LamindDB is optimized for fast tabular data access and may be easier to set up and use in machine learning workflows when dealing with simple table-based data.

Complexity:

TileDB requires more effort to integrate into a custom dataloader, as it’s more complex and can involve handling multi-dimensional data storage.
LamindDB offers a simpler integration for custom dataloaders when dealing with tabular data and might be more intuitive for machine learning tasks.

When to Use Each:

TileDB is ideal when your data is large, multidimensional, and potentially sparse, requiring advanced indexing and querying capabilities.
LamindDB is a better choice when you’re working with large, structured tabular data and need fast, efficient access to machine learning models like SCVI.
annbatch is a good fit when you have one or many AnnData files and want a direct scvi-tools setup path for large disk-backed training.
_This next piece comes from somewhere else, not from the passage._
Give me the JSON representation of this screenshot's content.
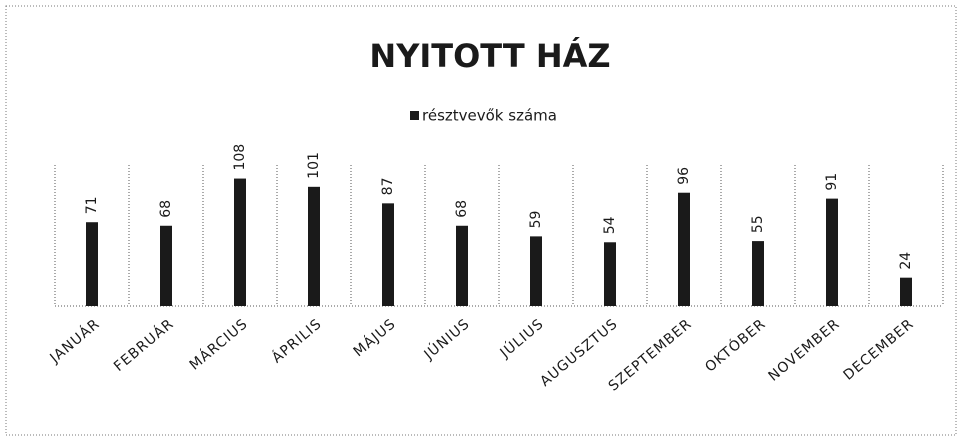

Writing custom dataloaders requires a good understanding of PyTorch’s DataLoader class and how to integrate it with SCVI, which may be challenging for beginners. It will also requite maintenance: If the data format or preprocessing needs change, you’ll have to modify and maintain the custom dataloader code, But it can be a great addition to the model pipeline, in terms of runtime and how much data we can digest.

See relevant tutorials on this subject for further examples.

Note

As of scvi-tools v1.3.0+, custom dataloaders are experimental. Backend and model support varies by integration; see each tutorial for the currently supported workflows.